Well, one reason is that many anchors are from countries that aren't all that close to Great Britain, culturally. The U.S. isn't a part of the Commonwealth, for example. Lloyd's approval means very little to Americans. The Danforth, Bulwagga, Fortress, and some others are American. The Bugel Wasi is German designed, and I think Swiss made. The Spade and Sword are from Tunisia with French ownership.

Simpson Lawrence anchors, including the Delta, have been approved by Lloyd's, "the Delta™ anchor has Lloyd's Register Type Approval as a High Holding Power anchor and is specified as the primary anchor used by numerous National Lifeboat organisations." SL, is of course, British.

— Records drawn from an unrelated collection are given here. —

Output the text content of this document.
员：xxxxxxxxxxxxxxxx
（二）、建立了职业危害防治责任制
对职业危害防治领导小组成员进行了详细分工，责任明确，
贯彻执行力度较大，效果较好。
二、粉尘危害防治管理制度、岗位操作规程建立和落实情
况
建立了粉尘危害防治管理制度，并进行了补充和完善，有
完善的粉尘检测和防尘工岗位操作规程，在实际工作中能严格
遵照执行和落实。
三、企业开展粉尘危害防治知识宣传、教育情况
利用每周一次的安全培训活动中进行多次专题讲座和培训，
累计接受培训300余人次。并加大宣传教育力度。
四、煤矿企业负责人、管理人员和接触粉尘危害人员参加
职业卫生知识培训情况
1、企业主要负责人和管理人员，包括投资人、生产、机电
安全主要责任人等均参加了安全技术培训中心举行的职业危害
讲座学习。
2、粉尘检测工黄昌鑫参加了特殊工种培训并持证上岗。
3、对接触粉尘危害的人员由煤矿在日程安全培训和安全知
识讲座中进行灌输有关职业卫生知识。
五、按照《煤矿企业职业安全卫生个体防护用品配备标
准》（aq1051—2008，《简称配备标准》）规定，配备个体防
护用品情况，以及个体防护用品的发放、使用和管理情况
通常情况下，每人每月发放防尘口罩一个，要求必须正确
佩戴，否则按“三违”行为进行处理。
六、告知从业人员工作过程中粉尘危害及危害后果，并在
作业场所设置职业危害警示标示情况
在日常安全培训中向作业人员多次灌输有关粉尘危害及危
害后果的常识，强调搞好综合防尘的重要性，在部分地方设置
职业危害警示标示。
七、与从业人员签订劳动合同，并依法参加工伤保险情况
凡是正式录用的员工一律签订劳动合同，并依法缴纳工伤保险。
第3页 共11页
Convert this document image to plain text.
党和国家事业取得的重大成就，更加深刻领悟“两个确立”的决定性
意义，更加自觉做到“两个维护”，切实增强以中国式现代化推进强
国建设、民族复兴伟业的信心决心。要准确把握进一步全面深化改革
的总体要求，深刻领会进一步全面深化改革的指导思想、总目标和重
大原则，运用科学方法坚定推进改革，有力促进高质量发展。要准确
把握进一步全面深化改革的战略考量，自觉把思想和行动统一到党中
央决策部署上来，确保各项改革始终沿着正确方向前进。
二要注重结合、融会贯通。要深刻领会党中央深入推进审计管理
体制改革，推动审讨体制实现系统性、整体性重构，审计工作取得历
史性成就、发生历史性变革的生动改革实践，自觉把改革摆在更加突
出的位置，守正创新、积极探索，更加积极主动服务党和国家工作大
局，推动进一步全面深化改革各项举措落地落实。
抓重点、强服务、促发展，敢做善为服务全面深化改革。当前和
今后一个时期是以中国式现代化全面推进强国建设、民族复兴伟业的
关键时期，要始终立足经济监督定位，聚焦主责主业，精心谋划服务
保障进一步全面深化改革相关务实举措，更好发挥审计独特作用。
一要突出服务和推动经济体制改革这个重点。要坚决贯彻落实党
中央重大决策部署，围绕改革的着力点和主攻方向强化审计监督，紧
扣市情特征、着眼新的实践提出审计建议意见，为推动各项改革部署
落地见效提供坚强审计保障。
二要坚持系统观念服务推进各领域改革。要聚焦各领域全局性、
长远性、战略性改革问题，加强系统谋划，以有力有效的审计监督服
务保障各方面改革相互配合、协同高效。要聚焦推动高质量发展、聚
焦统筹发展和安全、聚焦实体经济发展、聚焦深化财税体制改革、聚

Bruce was British. Now only knock-offs are made, with SL making the one that is probably best distributed.

SL also mentions that their Delta is made with manganese steel, but they don't give specifics. Two high tensile alloys of manganese steel have tensile strengths of 220,000 psi and 235,000 psi.

Other anchors tell you a little about their construction. The Danforth Hi-Tensile, for example is made, they say, with 200,000 psi rated steel. The Rocna shank is made with steel rated at (I discovered with some research,) 120,000 psi.

Fortress anchors, which are made of aluminum magnesium alloy, give holding power claims in pounds in soft mud and hard sand. Fortress references the ABS, ABYC, and U.S. Navy, which are more likely to be references used in the U.S. Aluminum-Magnesium alloys may have a tensile strength of up to 83,000 psi, and as little as 27,000 psi. "Marine" grade aluminum (5086- H116) has a tensile strength of 42,000 psi.

Manson (like Rocna, from New Zealand,) actually says nothing at all about the materials of which their anchors are made, and makes no specific performance claims, basing their reputation solely upon Lloyd's. I have been unable to discover any specifics of Lloyd's requirements for anchors. Rocna has licensed a Canadian company to manufacture their anchors, as well.

* * * * * *

Another issue for those planning to make their own anchors is galvanizing. High-strength steels should not be pickled, but rather sand-blasted before galvanizing. Also, some alloys will become brittle if heated enough to galvanize. Consult with the steel manufacturer if using high strength steel, before galvanizing.